After forcing me to attend weigh****chers as a teenager, and the eventual failure I had with losing weight, my mother never badgered me again about weight loss.  I think maybe it is because she felt some level of guilt for my poor diet.  Sometimes when she came to pick me up from WW meetings, she would be in the car with my siblings eating Little Debbies.  I know she did the best she could, but she is very overweight herself, so healthy food wasn't a popular option in our household. 

I'm 32 years old now.  This past year, my mom drove me to the ER because I was in severe pain due to a kidney stone.  I was in a state of sheer agony, nearly screaming because I hurt so badly.  The nurse in triage asked my weight instead of having me get on the scale.  When I said "400 pounds," the look on my mother's face is one I will never forget.  Even in the midst of the situation I was in, I felt the deepest, burning shame of my entire life.  Since this time, my mother has been badgering me about my weight again.  I feel like she is ruminating on it, now that she has heard my "number."  It's putting a strain on our relationship, because I feel like I'm being judged now when I am around her, whereas before, I was always close to my mom. 

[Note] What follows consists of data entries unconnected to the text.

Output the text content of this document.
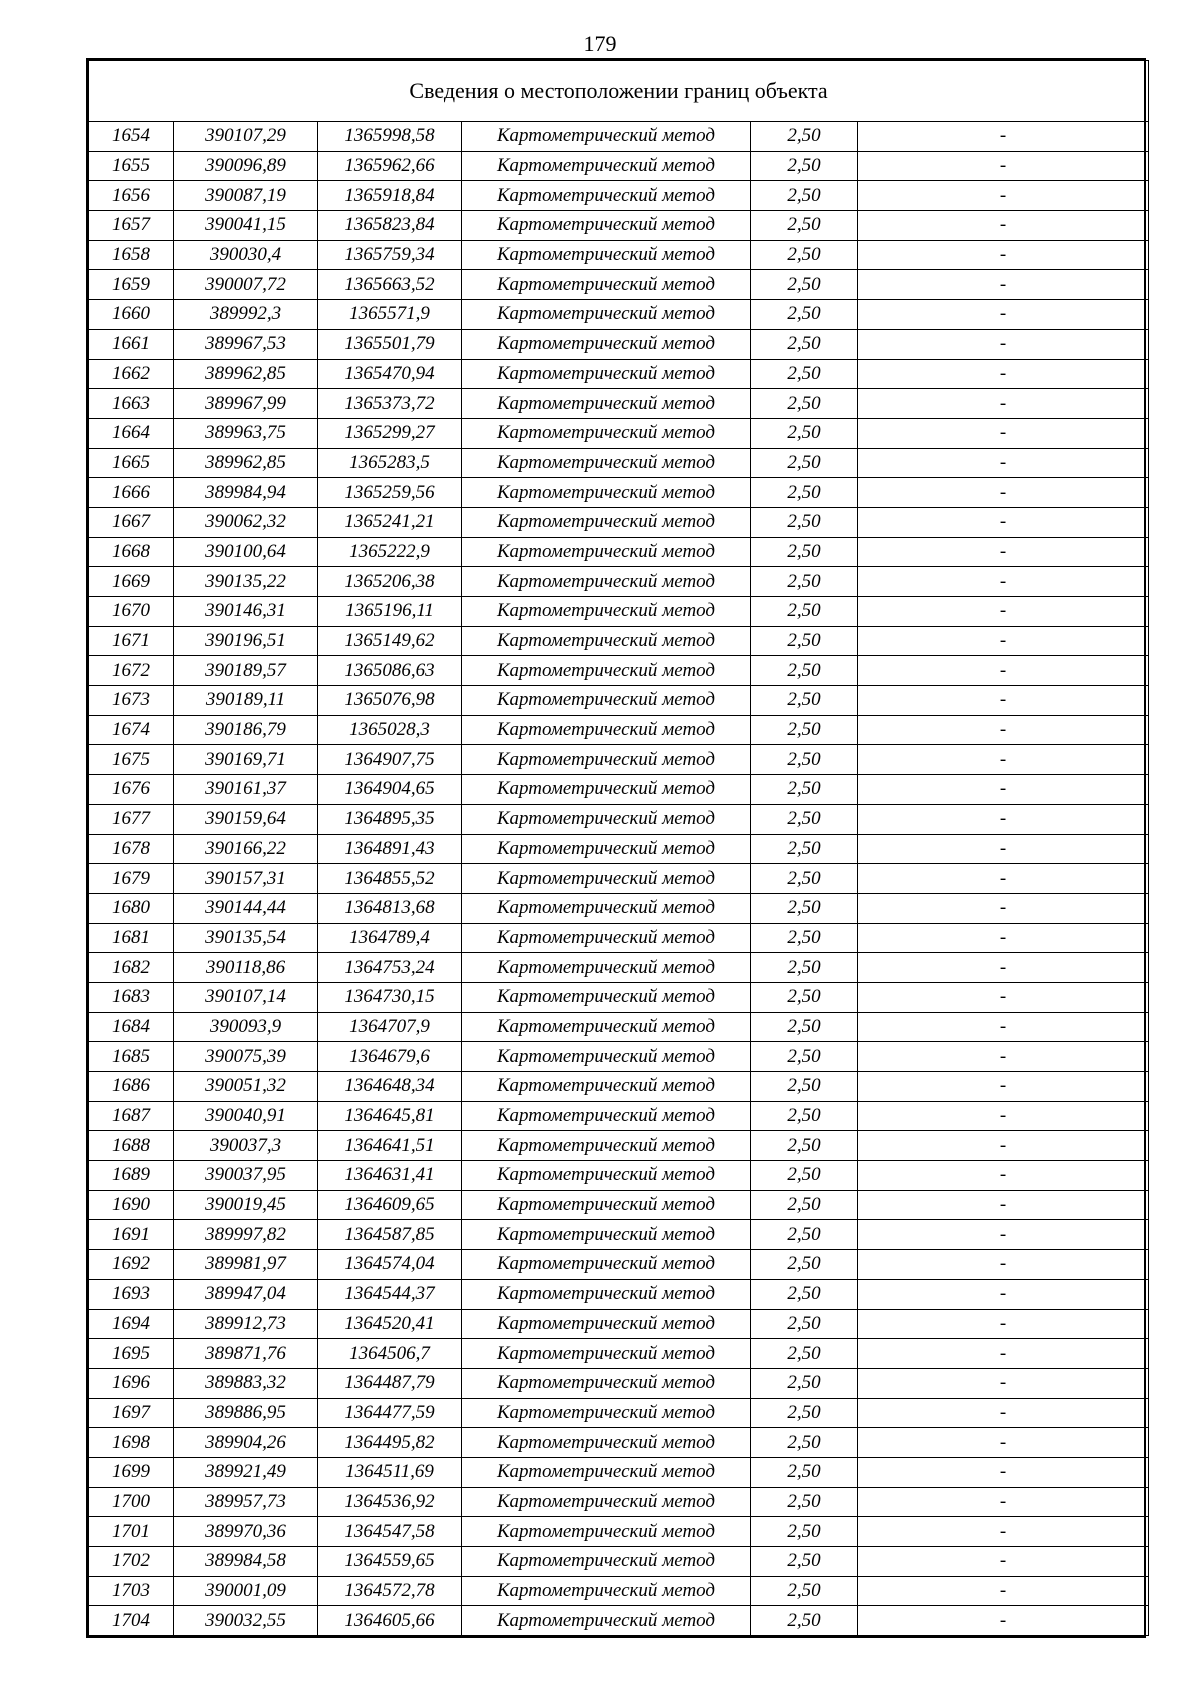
179
Сведения о местоположении границ объекта					
1654	390107,29	1365998,58	Картометрический метод	2,50	-
1655	390096,89	1365962,66	Картометрический метод	2,50	-
1656	390087,19	1365918,84	Картометрический метод	2,50	-
1657	390041,15	1365823,84	Картометрический метод	2,50	-
1658	390030,4	1365759,34	Картометрический метод	2,50	-
1659	390007,72	1365663,52	Картометрический метод	2,50	-
1660	389992,3	1365571,9	Картометрический метод	2,50	-
1661	389967,53	1365501,79	Картометрический метод	2,50	-
1662	389962,85	1365470,94	Картометрический метод	2,50	-
1663	389967,99	1365373,72	Картометрический метод	2,50	-
1664	389963,75	1365299,27	Картометрический метод	2,50	-
1665	389962,85	1365283,5	Картометрический метод	2,50	-
1666	389984,94	1365259,56	Картометрический метод	2,50	-
1667	390062,32	1365241,21	Картометрический метод	2,50	-
1668	390100,64	1365222,9	Картометрический метод	2,50	-
1669	390135,22	1365206,38	Картометрический метод	2,50	-
1670	390146,31	1365196,11	Картометрический метод	2,50	-
1671	390196,51	1365149,62	Картометрический метод	2,50	-
1672	390189,57	1365086,63	Картометрический метод	2,50	-
1673	390189,11	1365076,98	Картометрический метод	2,50	-
1674	390186,79	1365028,3	Картометрический метод	2,50	-
1675	390169,71	1364907,75	Картометрический метод	2,50	-
1676	390161,37	1364904,65	Картометрический метод	2,50	-
1677	390159,64	1364895,35	Картометрический метод	2,50	-
1678	390166,22	1364891,43	Картометрический метод	2,50	-
1679	390157,31	1364855,52	Картометрический метод	2,50	-
1680	390144,44	1364813,68	Картометрический метод	2,50	-
1681	390135,54	1364789,4	Картометрический метод	2,50	-
1682	390118,86	1364753,24	Картометрический метод	2,50	-
1683	390107,14	1364730,15	Картометрический метод	2,50	-
1684	390093,9	1364707,9	Картометрический метод	2,50	-
1685	390075,39	1364679,6	Картометрический метод	2,50	-
1686	390051,32	1364648,34	Картометрический метод	2,50	-
1687	390040,91	1364645,81	Картометрический метод	2,50	-
1688	390037,3	1364641,51	Картометрический метод	2,50	-
1689	390037,95	1364631,41	Картометрический метод	2,50	-
1690	390019,45	1364609,65	Картометрический метод	2,50	-
1691	389997,82	1364587,85	Картометрический метод	2,50	-
1692	389981,97	1364574,04	Картометрический метод	2,50	-
1693	389947,04	1364544,37	Картометрический метод	2,50	-
1694	389912,73	1364520,41	Картометрический метод	2,50	-
1695	389871,76	1364506,7	Картометрический метод	2,50	-
1696	389883,32	1364487,79	Картометрический метод	2,50	-
1697	389886,95	1364477,59	Картометрический метод	2,50	-
1698	389904,26	1364495,82	Картометрический метод	2,50	-
1699	389921,49	1364511,69	Картометрический метод	2,50	-
1700	389957,73	1364536,92	Картометрический метод	2,50	-
1701	389970,36	1364547,58	Картометрический метод	2,50	-
1702	389984,58	1364559,65	Картометрический метод	2,50	-
1703	390001,09	1364572,78	Картометрический метод	2,50	-
1704	390032,55	1364605,66	Картометрический метод	2,50	-
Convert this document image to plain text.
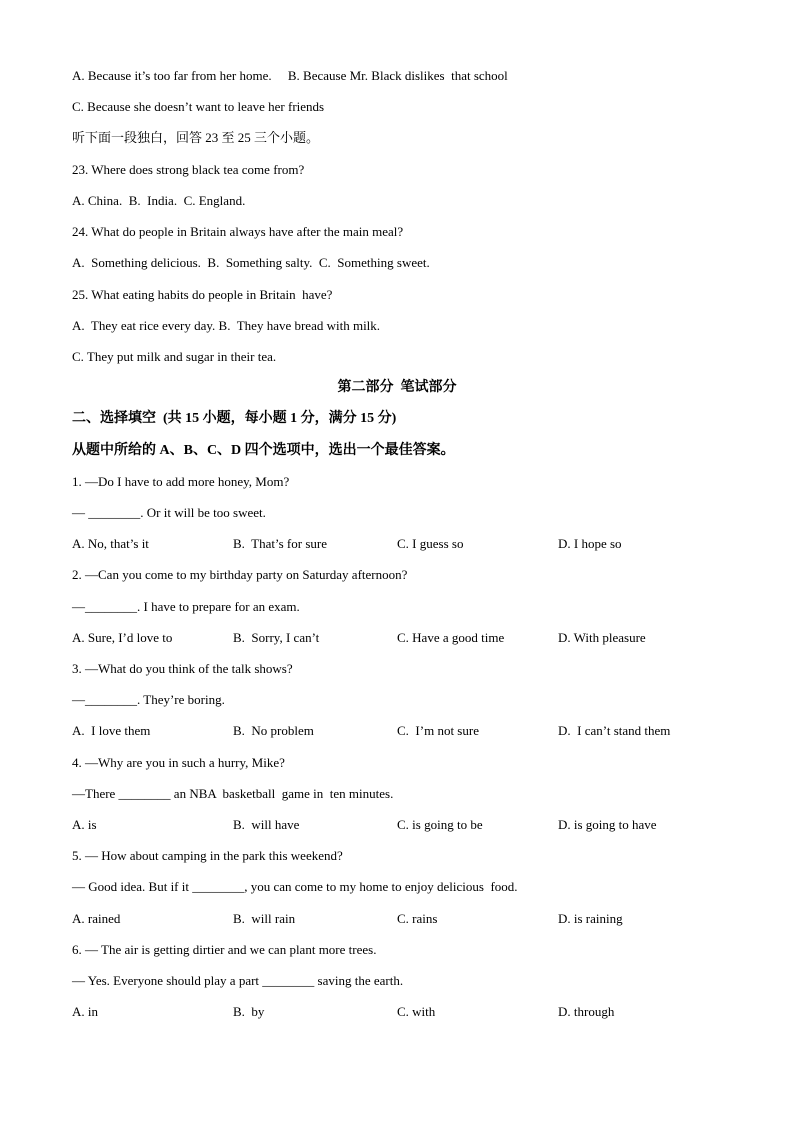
A. Because it’s too far from her home.     B. Because Mr. Black dislikes  that school

C. Because she doesn’t want to leave her friends

听下面一段独白，回答 23 至 25 三个小题。

23. Where does strong black tea come from?

A. China.  B.  India.  C. England.

24. What do people in Britain always have after the main meal?

A.  Something delicious.  B.  Something salty.  C.  Something sweet.

25. What eating habits do people in Britain  have?

A.  They eat rice every day. B.  They have bread with milk.

C. They put milk and sugar in their tea.

第二部分  笔试部分

二、选择填空  (共 15 小题，每小题 1 分，满分 15 分)

从题中所给的 A、B、C、D 四个选项中，选出一个最佳答案。

1. —Do I have to add more honey, Mom?

— ________. Or it will be too sweet.

A. No, that’s it	B.  That’s for sure	C. I guess so	D. I hope so

2. —Can you come to my birthday party on Saturday afternoon?

—________. I have to prepare for an exam.

A. Sure, I’d love to	B.  Sorry, I can’t	C. Have a good time	D. With pleasure

3. —What do you think of the talk shows?

—________. They’re boring.

A.  I love them	B.  No problem	C.  I’m not sure	D.  I can’t stand them

4. —Why are you in such a hurry, Mike?

—There ________ an NBA  basketball  game in  ten minutes.

A. is	B.  will have	C. is going to be	D. is going to have

5. — How about camping in the park this weekend?

— Good idea. But if it ________, you can come to my home to enjoy delicious  food.

A. rained	B.  will rain	C. rains	D. is raining

6. — The air is getting dirtier and we can plant more trees.

— Yes. Everyone should play a part ________ saving the earth.

A. in	B.  by	C. with	D. through
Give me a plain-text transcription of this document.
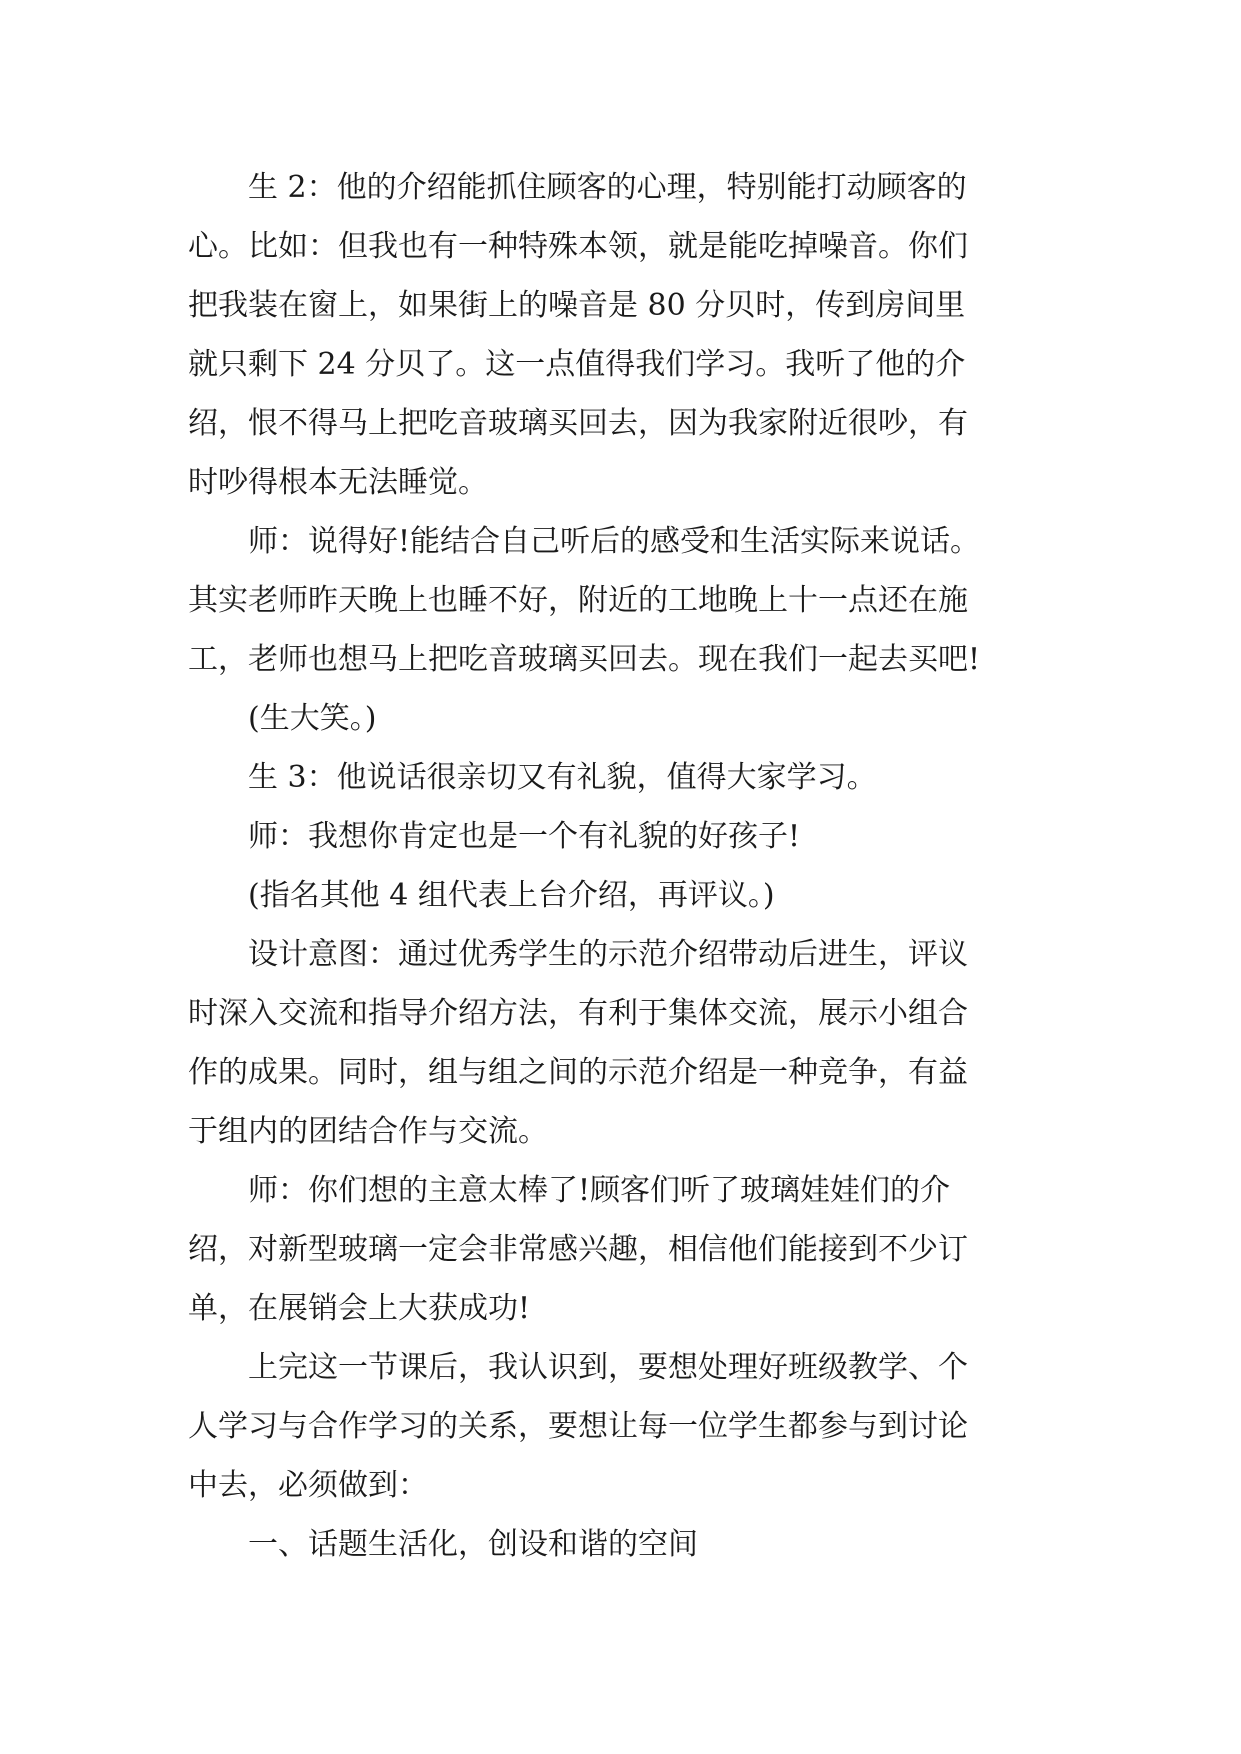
生 2：他的介绍能抓住顾客的心理，特别能打动顾客的
心。比如：但我也有一种特殊本领，就是能吃掉噪音。你们
把我装在窗上，如果街上的噪音是 80 分贝时，传到房间里
就只剩下 24 分贝了。这一点值得我们学习。我听了他的介
绍，恨不得马上把吃音玻璃买回去，因为我家附近很吵，有
时吵得根本无法睡觉。

师：说得好!能结合自己听后的感受和生活实际来说话。
其实老师昨天晚上也睡不好，附近的工地晚上十一点还在施
工，老师也想马上把吃音玻璃买回去。现在我们一起去买吧!

(生大笑。)

生 3：他说话很亲切又有礼貌，值得大家学习。

师：我想你肯定也是一个有礼貌的好孩子!

(指名其他 4 组代表上台介绍，再评议。)

设计意图：通过优秀学生的示范介绍带动后进生，评议
时深入交流和指导介绍方法，有利于集体交流，展示小组合
作的成果。同时，组与组之间的示范介绍是一种竞争，有益
于组内的团结合作与交流。

师：你们想的主意太棒了!顾客们听了玻璃娃娃们的介
绍，对新型玻璃一定会非常感兴趣，相信他们能接到不少订
单，在展销会上大获成功!

上完这一节课后，我认识到，要想处理好班级教学、个
人学习与合作学习的关系，要想让每一位学生都参与到讨论
中去，必须做到：

一、话题生活化，创设和谐的空间
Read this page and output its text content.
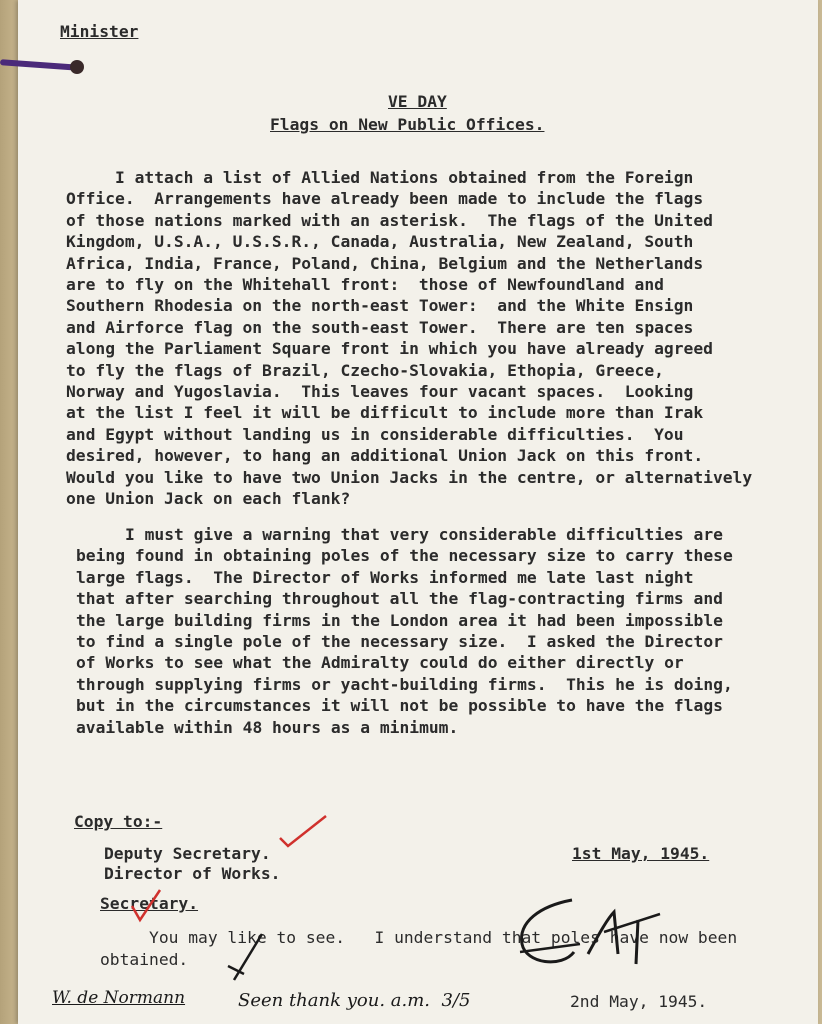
Minister
VE DAY
Flags on New Public Offices.
I attach a list of Allied Nations obtained from the Foreign
Office.  Arrangements have already been made to include the flags
of those nations marked with an asterisk.  The flags of the United
Kingdom, U.S.A., U.S.S.R., Canada, Australia, New Zealand, South
Africa, India, France, Poland, China, Belgium and the Netherlands
are to fly on the Whitehall front:  those of Newfoundland and
Southern Rhodesia on the north-east Tower:  and the White Ensign
and Airforce flag on the south-east Tower.  There are ten spaces
along the Parliament Square front in which you have already agreed
to fly the flags of Brazil, Czecho-Slovakia, Ethopia, Greece,
Norway and Yugoslavia.  This leaves four vacant spaces.  Looking
at the list I feel it will be difficult to include more than Irak
and Egypt without landing us in considerable difficulties.  You
desired, however, to hang an additional Union Jack on this front.
Would you like to have two Union Jacks in the centre, or alternatively
one Union Jack on each flank?
I must give a warning that very considerable difficulties are
being found in obtaining poles of the necessary size to carry these
large flags.  The Director of Works informed me late last night
that after searching throughout all the flag-contracting firms and
the large building firms in the London area it had been impossible
to find a single pole of the necessary size.  I asked the Director
of Works to see what the Admiralty could do either directly or
through supplying firms or yacht-building firms.  This he is doing,
but in the circumstances it will not be possible to have the flags
available within 48 hours as a minimum.
Copy to:-
Deputy Secretary.
Director of Works.
1st May, 1945.
Secretary.
You may like to see.   I understand that poles have now been
obtained.
2nd May, 1945.
W. de Normann	Seen thank you. a.m.  3/5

I can tell you that there are absolutely no "right words" my mom could use to encourage me to lose weight.  I already know that I am fat.  I know the health risks.  There is absolutely nothing new she can tell me about obesity.  I just want my mom to be my mom and love me in whatever shape and size I come in.  Let the doctors be my source of medical advice.  Let the critics tell me everything that's wrong with me.  I just want my mom to be mom.